The president of Venezuela, Nicolás Maduro, assured this Tuesday that fishing production increased in the country despite the missiles that the United States has launched against vessels in the Caribbean Sea, where the president of the United States, Donald Trump, maintains an air-naval deployment under the argument of combating drug trafficking.
During a National Council of Productive Economy, broadcast by the state channel Venezolana de Televisión (VTV), the president specified that aquaculture production grew 4% and fishing catch 2.4%, between January and November of this year, although he did not give more details in this regard.
Maduro highlighted these figures as an achievement in the “framework of the missiles that have been launched at boats in the Caribbean” and noted that “Venezuela continues to grow in its production.”
In this sense, he mentioned a growth of 18.6% in the oil industry this year compared to 2024, “avoiding so many sabotages and evils,” he noted, although he did not give more details.
Continue reading: Nicolás Maduro confirms that he spoke by phone with Trump
Since August, the United States has maintained a military operation in which it has destroyed around twenty boats supposedly loaded with drugs in the Caribbean and the Pacific, in which more than 80 people have died, whom Washington accuses of being “narcoterrorists.”

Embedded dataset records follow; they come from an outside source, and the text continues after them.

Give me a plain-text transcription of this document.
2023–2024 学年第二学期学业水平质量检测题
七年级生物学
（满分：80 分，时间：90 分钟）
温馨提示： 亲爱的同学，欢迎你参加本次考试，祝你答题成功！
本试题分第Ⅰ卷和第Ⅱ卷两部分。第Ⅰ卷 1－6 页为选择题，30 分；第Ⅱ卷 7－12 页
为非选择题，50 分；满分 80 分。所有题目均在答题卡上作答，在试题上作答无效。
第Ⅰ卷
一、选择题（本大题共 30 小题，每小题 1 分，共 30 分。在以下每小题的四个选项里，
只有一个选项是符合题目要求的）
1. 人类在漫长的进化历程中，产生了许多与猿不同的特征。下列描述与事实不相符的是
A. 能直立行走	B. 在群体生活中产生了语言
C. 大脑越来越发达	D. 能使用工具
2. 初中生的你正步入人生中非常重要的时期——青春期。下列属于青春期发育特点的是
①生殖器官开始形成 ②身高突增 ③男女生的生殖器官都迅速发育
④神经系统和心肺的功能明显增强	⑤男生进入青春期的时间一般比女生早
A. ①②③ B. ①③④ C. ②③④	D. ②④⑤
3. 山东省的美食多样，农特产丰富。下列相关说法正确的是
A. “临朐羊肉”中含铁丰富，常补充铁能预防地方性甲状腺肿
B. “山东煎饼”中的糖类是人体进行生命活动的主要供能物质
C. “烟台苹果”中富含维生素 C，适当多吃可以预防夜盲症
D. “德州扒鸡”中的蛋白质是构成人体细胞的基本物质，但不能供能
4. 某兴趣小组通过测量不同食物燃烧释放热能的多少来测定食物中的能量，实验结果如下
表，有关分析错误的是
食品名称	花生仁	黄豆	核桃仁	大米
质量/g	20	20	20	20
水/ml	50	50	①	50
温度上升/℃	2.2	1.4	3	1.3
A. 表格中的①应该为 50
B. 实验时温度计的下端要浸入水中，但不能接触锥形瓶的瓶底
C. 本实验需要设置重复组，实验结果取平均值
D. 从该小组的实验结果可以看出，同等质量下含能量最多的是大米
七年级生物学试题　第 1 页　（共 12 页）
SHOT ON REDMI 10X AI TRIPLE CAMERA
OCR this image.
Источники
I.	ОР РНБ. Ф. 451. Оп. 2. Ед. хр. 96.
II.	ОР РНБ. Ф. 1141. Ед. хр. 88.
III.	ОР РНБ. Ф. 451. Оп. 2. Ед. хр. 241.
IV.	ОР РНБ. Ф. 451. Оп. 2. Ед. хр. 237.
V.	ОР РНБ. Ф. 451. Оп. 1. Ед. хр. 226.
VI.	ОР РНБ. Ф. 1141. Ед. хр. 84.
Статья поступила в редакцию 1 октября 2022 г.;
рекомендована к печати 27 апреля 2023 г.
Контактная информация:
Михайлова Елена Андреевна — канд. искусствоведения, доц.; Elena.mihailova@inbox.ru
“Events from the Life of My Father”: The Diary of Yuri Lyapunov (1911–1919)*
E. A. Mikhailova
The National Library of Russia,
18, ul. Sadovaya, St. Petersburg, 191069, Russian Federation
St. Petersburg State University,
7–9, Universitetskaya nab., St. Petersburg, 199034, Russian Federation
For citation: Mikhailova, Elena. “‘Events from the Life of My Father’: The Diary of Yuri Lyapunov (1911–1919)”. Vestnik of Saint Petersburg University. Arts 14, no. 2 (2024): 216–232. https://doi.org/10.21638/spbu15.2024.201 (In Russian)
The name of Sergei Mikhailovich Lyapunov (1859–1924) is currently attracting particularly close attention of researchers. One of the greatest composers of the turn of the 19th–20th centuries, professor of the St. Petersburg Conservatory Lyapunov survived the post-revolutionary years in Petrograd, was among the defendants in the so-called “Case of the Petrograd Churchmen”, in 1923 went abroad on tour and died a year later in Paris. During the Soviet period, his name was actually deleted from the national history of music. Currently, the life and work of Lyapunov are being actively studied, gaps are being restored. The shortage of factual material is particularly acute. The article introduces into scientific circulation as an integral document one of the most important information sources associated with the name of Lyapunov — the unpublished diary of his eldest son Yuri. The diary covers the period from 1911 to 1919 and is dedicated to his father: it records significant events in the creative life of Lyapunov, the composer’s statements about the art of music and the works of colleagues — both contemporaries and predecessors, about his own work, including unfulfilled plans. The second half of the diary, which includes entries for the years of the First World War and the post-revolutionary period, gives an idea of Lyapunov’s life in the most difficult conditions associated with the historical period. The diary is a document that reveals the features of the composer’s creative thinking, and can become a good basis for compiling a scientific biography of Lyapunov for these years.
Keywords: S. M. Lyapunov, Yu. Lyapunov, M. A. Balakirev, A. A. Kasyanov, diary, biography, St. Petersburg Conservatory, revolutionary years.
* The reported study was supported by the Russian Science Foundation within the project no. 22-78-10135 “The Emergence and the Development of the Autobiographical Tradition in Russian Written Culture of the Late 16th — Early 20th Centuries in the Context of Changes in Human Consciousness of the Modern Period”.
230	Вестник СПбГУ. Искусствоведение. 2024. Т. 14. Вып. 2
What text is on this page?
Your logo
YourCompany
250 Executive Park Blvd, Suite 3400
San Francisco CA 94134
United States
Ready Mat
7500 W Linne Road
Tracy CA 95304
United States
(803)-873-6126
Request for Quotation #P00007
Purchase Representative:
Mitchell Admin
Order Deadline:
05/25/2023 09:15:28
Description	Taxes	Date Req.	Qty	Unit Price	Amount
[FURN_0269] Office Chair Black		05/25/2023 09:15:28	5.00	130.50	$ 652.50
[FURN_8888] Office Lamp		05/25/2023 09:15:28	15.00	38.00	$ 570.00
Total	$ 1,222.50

Trump has reiterated on several occasions that attacks against drug trafficking within Venezuelan territory will begin “soon.”
Despite the tension, Trump and Maduro held a telephone conversation in November that, according to sources consulted by The Washington Post, was cordial.
During the conversation, the US president stated that he would like Maduro to renounce power, although he did not set any ultimatum and both promised to maintain new contacts in the future, the newspaper adds.